PALMA, 20 juin (EUROPA PRESS) –

Le gouvernement a souligné la nécessité de réaliser des évaluations d'impact territorial des politiques de l'Union européenne afin d'éviter les inégalités dans les régions insulaires.

Así lo ha defendido la directora general de Relaciones Institucionales y de Relaciones con el Parlamento, Xesca Ramis Pons, durante su intervención en la segunda sesión plenaria el Comité Europeo de las Regiones, que comenzó este miércoles en Bruselas, según ha señalado el Govern en una communiqué de presse.

Concrètement, Ramis a expliqué que les politiques menées par les institutions de l'Union européenne affectent inégalement les régions et que, par conséquent, « il est nécessaire de réaliser des évaluations d'impact territorial afin que les particularités de certains territoires, comme les régions insulaires » .

D'autre part, la directrice générale a participé à un débat sur une stratégie européenne en matière d'eau, dans lequel elle a souligné que les Îles Baléares et les régions du bassin méditerranéen « souffrent de l'actuelle crise climatique qui est devenue l'une des les principaux défis des décennies à venir ».

Sur cette question, Ramis a valorisé l'irrigation dans l'agriculture méditerranéenne comme un « élément important » pour la viabilité économique de l'agriculture familiale et avec une « haute valeur culturelle, sociale, environnementale et productive ».

De même, il a déclaré que l'impact négatif des sécheresses, des inondations et d'autres phénomènes météorologiques sur la cohésion économique, sociale et territoriale de l'UE « entrave » l'application de sa politique de cohésion et augmente le risque « d'aggraver les inégalités sociales ». .

PACTE BLEU EUROPÉEN

Dans la plupart des États membres de l’UE, les autorités locales et régionales disposent de pouvoirs en matière de gestion de l’eau, qui déterminent la mise en œuvre de nombreuses directives et politiques environnementales de l’UE. Dans ce cadre, le Comité européen des régions s'est associé au Parlement européen et au Comité économique et social européen pour appeler à un Blue Deal européen « ambitieux ».

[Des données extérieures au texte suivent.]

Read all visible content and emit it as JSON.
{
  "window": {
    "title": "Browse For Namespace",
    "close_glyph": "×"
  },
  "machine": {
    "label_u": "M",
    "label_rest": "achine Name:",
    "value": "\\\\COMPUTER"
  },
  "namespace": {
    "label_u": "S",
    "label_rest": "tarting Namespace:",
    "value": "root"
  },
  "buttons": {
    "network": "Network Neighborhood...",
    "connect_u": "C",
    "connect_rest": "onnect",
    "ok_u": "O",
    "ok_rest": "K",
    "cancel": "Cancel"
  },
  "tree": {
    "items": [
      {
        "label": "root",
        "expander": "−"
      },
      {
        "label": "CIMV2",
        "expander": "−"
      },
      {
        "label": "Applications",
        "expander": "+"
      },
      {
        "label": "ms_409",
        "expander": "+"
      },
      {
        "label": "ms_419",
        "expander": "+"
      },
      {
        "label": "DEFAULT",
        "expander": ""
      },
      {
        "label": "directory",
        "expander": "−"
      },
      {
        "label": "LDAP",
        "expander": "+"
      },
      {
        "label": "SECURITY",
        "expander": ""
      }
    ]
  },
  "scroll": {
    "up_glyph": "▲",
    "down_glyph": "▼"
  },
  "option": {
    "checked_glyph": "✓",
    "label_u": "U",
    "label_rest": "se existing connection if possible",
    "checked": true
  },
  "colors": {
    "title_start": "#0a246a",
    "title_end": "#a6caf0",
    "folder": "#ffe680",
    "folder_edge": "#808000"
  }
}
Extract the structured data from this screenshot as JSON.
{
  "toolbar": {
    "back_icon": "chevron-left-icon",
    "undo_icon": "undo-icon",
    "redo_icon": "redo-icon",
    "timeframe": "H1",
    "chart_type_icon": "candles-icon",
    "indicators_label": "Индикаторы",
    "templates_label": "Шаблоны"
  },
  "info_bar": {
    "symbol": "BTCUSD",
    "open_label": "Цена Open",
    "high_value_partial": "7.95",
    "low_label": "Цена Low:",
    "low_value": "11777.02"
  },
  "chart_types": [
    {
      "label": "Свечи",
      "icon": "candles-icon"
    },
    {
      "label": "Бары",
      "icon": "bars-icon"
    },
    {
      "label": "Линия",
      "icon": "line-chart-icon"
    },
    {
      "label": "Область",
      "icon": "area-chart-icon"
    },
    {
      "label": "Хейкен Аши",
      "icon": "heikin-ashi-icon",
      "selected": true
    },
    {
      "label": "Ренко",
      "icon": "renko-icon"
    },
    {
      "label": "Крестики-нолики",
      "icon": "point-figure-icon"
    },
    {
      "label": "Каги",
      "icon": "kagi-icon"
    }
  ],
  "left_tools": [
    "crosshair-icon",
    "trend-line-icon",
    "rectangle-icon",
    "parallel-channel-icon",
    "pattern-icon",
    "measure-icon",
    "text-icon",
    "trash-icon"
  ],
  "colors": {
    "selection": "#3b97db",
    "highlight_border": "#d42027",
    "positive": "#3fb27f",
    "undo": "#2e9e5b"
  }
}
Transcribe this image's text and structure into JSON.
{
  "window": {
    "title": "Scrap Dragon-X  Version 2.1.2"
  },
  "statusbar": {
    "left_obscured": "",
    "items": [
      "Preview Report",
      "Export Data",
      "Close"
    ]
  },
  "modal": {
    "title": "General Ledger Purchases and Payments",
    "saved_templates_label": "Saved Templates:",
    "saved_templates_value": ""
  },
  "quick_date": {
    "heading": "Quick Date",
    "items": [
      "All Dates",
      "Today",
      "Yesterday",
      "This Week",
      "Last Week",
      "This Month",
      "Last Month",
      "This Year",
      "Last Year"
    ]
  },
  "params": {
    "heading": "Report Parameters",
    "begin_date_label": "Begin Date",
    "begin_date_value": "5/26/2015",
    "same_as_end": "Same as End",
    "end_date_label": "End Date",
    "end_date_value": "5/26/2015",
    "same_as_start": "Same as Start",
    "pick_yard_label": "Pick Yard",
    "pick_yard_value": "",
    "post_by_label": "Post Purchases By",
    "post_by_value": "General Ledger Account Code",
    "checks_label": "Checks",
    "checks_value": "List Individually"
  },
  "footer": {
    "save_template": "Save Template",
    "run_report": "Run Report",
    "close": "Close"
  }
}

L’objectif est d’évoluer vers la résilience de l’eau et de préserver la disponibilité et la qualité de l’eau pour les générations actuelles et futures. En outre, on considère que la région méditerranéenne est celle qui souffre le plus de problèmes d’eau au monde.

Avec ce projet d'avis, le Comité européen des régions demande à la Commission européenne de faire de l'eau « une priorité stratégique » dans son prochain mandat 2024-2029.

Enfin, 15 des 16 amendements présentés au projet d'avis sur l'adoption d'un Blue Deal européen dans la perspective de l'agriculture et du développement rural dans toutes les régions de l'UE ont été approuvés. Ils ont été proposés par le directeur général des ressources en eau et par le Parlement général. directeur de l'Agriculture, de l'Élevage et du Développement Rural du Gouvernement.

A noter que le Comité européen des régions est un organe consultatif de l'Union européenne composé d'élus locaux et régionaux chargés d'exprimer les besoins des régions et d'influencer les politiques européennes.